Gold, Silver, Natural Gas And Oil - Shifting In The Next 3 To 6 Months

Includes: GLD, SLV, UNG, USO
by: EnergyProfitProphet

A little more than six months ago, I wrote an article titled US Natural Gas: 3 to 6 Month Forecast. In it, I forecasted that the price of natural gas would essentially stay level for at least six months' time. I was correct, the same factors apply today, but the outcome six months from now could be different. As odd as this may initially sound, recent events in gold (NYSEARCA:GLD) and silver (NYSEARCA:SLV) could influence the outcome.

More and more, I'm seeing articles about precious metals and how they are no longer the safe haven investments they used to be. Precious metal investors are looking elsewhere and massive amounts of money are moving out of gold and silver ETFs. Oil (NYSEARCA:USO) and natural gas (NYSEARCA:UNG) are now viewed as logical alternatives to precious metal investments since the price of both, in the long run, should rise over time. Amongst the two, I believe UNG to be the better investment and I explain why below. For those who prefer oil, I link you to an article that attempts to explain why Oil is the New Gold. As for gold and silver, I'm not seeing the factors that could drive them up like UNG. In fact, a continued outflow of funds from gold and silver ETFs is likely.

USO seems to have climbed a bit too far too fast over the past month. If I had an investment in it, I would be closing it out now. UNG, on the other hand, looks well positioned. Fundamental factors are leading to UNG's eventual escalation. In my previous article, I discussed the many factors that will drive UNG's increase. Over the next 3 to 6 months, I believe those factors will finally begin to influence the price of natural gas. In light of this, I suggest that investors in the following companies take heed. Companies that will be most impacted are: Chesapeake Energy (NYSE:CHK), Cheniere Energy, Inc. (NYSEMKT:LNG), Exxon Mobil (NYSE:XOM), Chevron (NYSE:CVX), Devon Energy (NYSE:DVN), and Apache Corp. (NYSE:APA).

For those who prefer a bit of stability vs. the volatility seen in gold and silver, let me explain the coupling of natural gas with coal and how it limits massive swings in natural gas prices. The coupling helps to stabilize natural gas prices until UNG can eventually break free on the up side.

The cost of natural gas has fallen far enough to compete with coal in electricity production. As a result of this, the two have become related. If an event causes the price of natural gas to rise, then less natural gas will be used by power plants in the month that follows because power plants will switch over to coal for power generation. The decrease in natural gas consumption by power plants, in turn, will cause the price of natural gas to fall back to previous levels. Conversely, if events temporarily cause a fall in natural gas prices, then more of it will be consumed by power plants in the month that follows. This, in turn, will cause the price of natural gas to rise back to previous levels. Think of ballast in a ship. Whether a ship rolls left, or rolls right, the same ballast causes uprighting of the ship. Here, the uprighting is the returning of natural gas prices to about $3.75 MMBtu. However, over time, that price will eventually break free as export terminals open up, more natural gas gets sent through pipelines to Mexico, and more of it is consumed in vehicles. Clean Energy Fuels (NASDAQ:CLNE), for example, is enabling trucks to run on natural gas all across the country.

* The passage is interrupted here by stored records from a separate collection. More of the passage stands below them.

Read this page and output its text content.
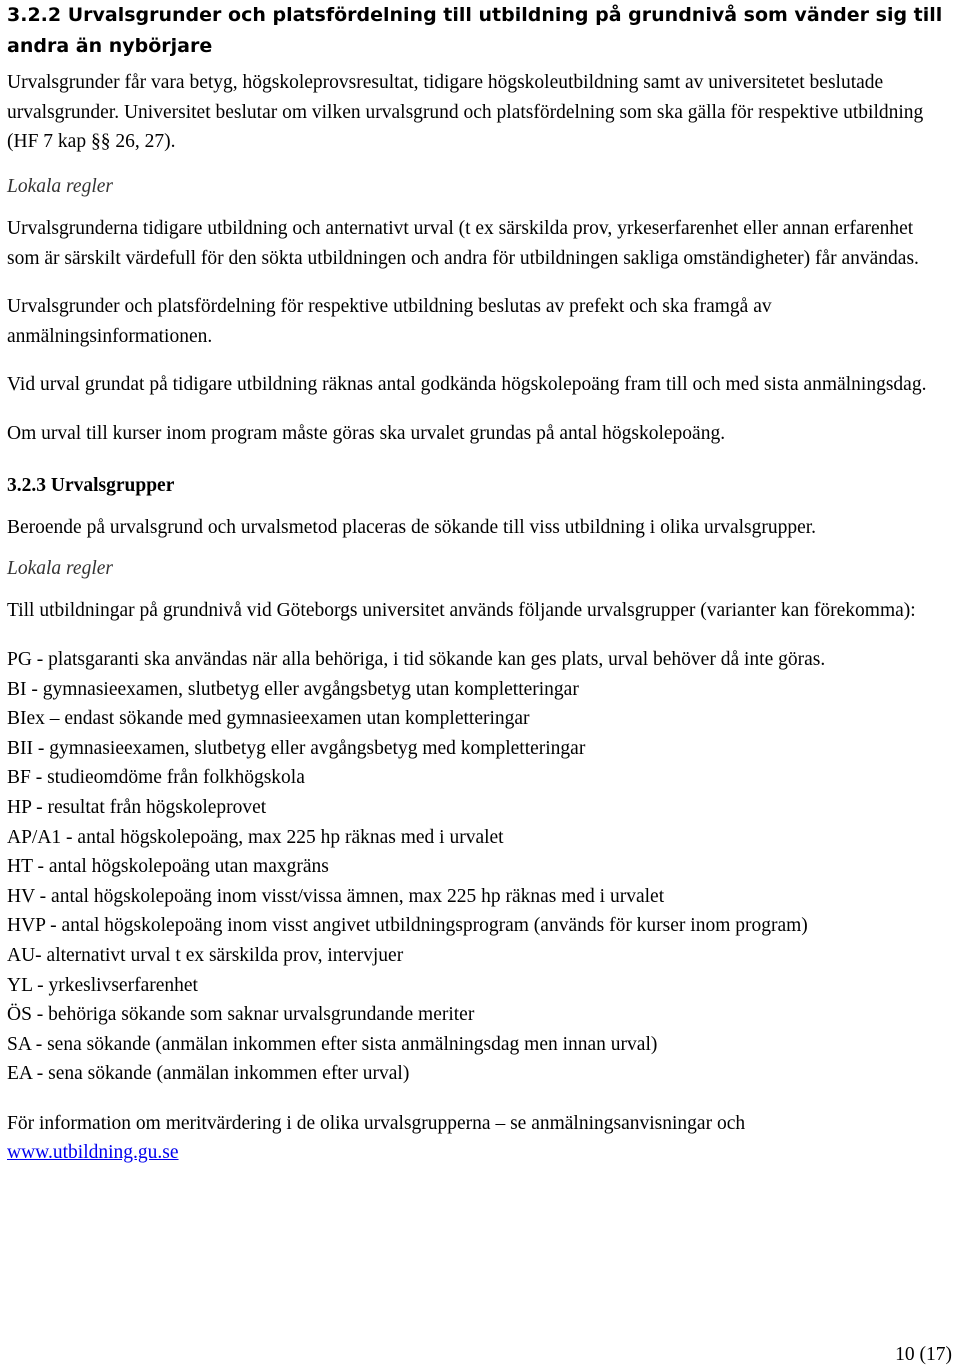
3.2.2 Urvalsgrunder och platsfördelning till utbildning på grundnivå som vänder sig till andra än nybörjare

Urvalsgrunder får vara betyg, högskoleprovsresultat, tidigare högskoleutbildning samt av universitetet beslutade urvalsgrunder. Universitet beslutar om vilken urvalsgrund och platsfördelning som ska gälla för respektive utbildning (HF 7 kap §§ 26, 27).

Lokala regler

Urvalsgrunderna tidigare utbildning och anternativt urval (t ex särskilda prov, yrkeserfarenhet eller annan erfarenhet som är särskilt värdefull för den sökta utbildningen och andra för utbildningen sakliga omständigheter) får användas.

Urvalsgrunder och platsfördelning för respektive utbildning beslutas av prefekt och ska framgå av anmälningsinformationen.

Vid urval grundat på tidigare utbildning räknas antal godkända högskolepoäng fram till och med sista anmälningsdag.

Om urval till kurser inom program måste göras ska urvalet grundas på antal högskolepoäng.

3.2.3 Urvalsgrupper

Beroende på urvalsgrund och urvalsmetod placeras de sökande till viss utbildning i olika urvalsgrupper.

Lokala regler

Till utbildningar på grundnivå vid Göteborgs universitet används följande urvalsgrupper (varianter kan förekomma):

PG - platsgaranti ska användas när alla behöriga, i tid sökande kan ges plats, urval behöver då inte göras.
BI - gymnasieexamen, slutbetyg eller avgångsbetyg utan kompletteringar
BIex – endast sökande med gymnasieexamen utan kompletteringar
BII - gymnasieexamen, slutbetyg eller avgångsbetyg med kompletteringar
BF - studieomdöme från folkhögskola
HP - resultat från högskoleprovet
AP/A1 - antal högskolepoäng, max 225 hp räknas med i urvalet
HT - antal högskolepoäng utan maxgräns
HV - antal högskolepoäng inom visst/vissa ämnen, max 225 hp räknas med i urvalet
HVP - antal högskolepoäng inom visst angivet utbildningsprogram (används för kurser inom program)
AU- alternativt urval t ex särskilda prov, intervjuer
YL - yrkeslivserfarenhet
ÖS - behöriga sökande som saknar urvalsgrundande meriter
SA - sena sökande (anmälan inkommen efter sista anmälningsdag men innan urval)
EA - sena sökande (anmälan inkommen efter urval)

För information om meritvärdering i de olika urvalsgrupperna – se anmälningsanvisningar och
www.utbildning.gu.se

10 (17)
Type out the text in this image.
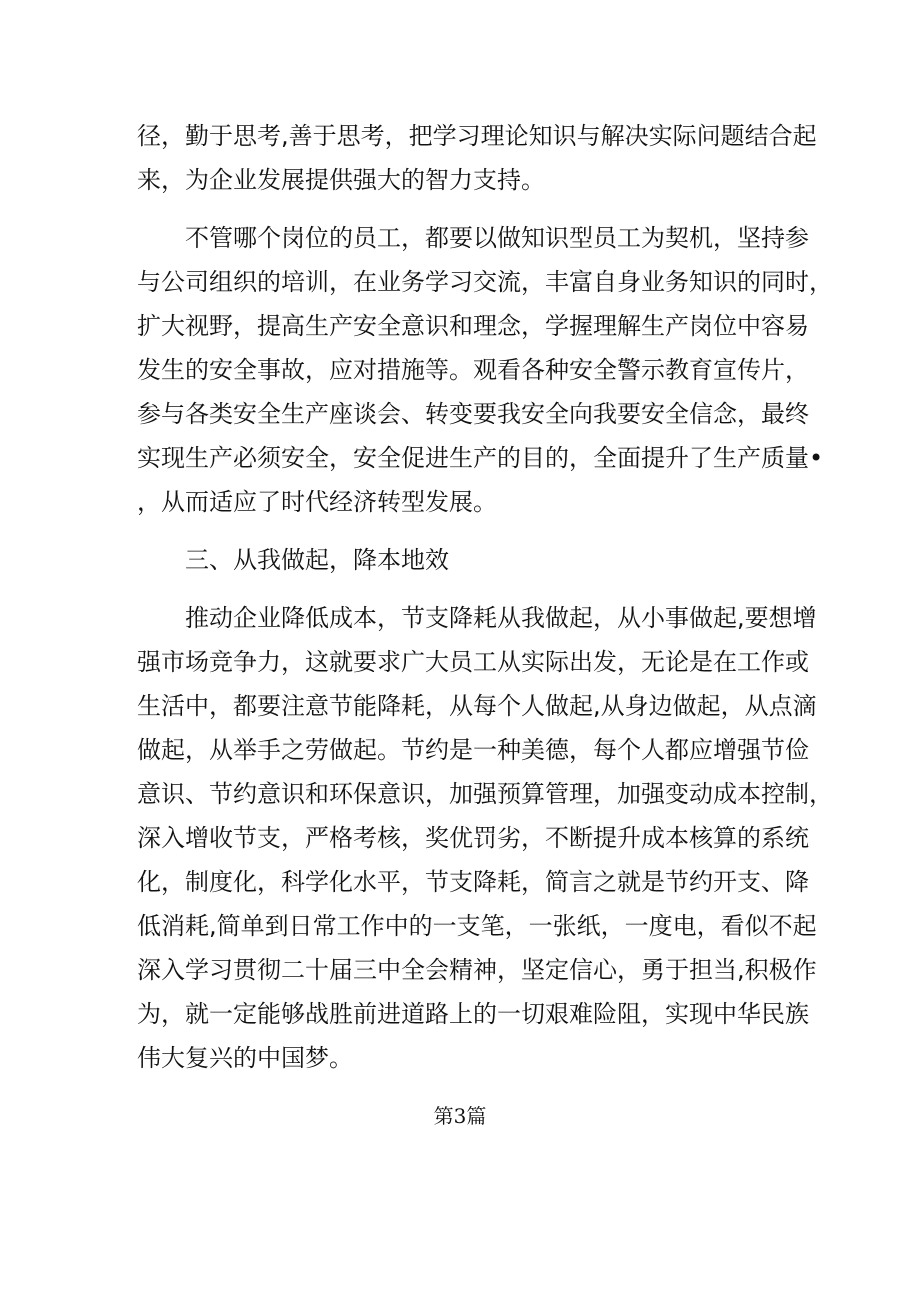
径，勤于思考,善于思考，把学习理论知识与解决实际问题结合起
来，为企业发展提供强大的智力支持。
不管哪个岗位的员工，都要以做知识型员工为契机，坚持参
与公司组织的培训，在业务学习交流，丰富自身业务知识的同时，
扩大视野，提高生产安全意识和理念，学握理解生产岗位中容易
发生的安全事故，应对措施等。观看各种安全警示教育宣传片，
参与各类安全生产座谈会、转变要我安全向我要安全信念，最终
实现生产必须安全，安全促进生产的目的，全面提升了生产质量•
，从而适应了时代经济转型发展。
三、从我做起，降本地效
推动企业降低成本，节支降耗从我做起，从小事做起,要想增
强市场竞争力，这就要求广大员工从实际出发，无论是在工作或
生活中，都要注意节能降耗，从每个人做起,从身边做起，从点滴
做起，从举手之劳做起。节约是一种美德，每个人都应增强节俭
意识、节约意识和环保意识，加强预算管理，加强变动成本控制，
深入增收节支，严格考核，奖优罚劣，不断提升成本核算的系统
化，制度化，科学化水平，节支降耗，简言之就是节约开支、降
低消耗,简单到日常工作中的一支笔，一张纸，一度电，看似不起
深入学习贯彻二十届三中全会精神，坚定信心，勇于担当,积极作
为，就一定能够战胜前进道路上的一切艰难险阻，实现中华民族
伟大复兴的中国梦。
第3篇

Those anticipating the eventual increase of natural gas prices should soon be placing very large bets. Until now, that increase has been too distant to justify a significant wager. However, institutional investors know that the rise in natural gas prices is forthcoming and they've been able to see the price of natural gas level off. Those who manage the largest funds know better than to try to catch a falling knife, and the price of natural gas was indeed a falling knife until early 2012, but it has leveled off for a reasonable amount of time now. Within 3 to 6 months, a moderate price escalation should begin since more factors will impact the price of UNG going forward. Most importantly, those factors should have a greater effect than the switching of fuel at power plants can accommodate.

Feel free to respond with comments if you have them but please provide references and links whenever possible. Good luck to all of you in your 2013 and 2014 investments.

Disclosure: I am long UNG. I wrote this article myself, and it expresses my own opinions. I am not receiving compensation for it (other than from Seeking Alpha). I have no business relationship with any company whose stock is mentioned in this article.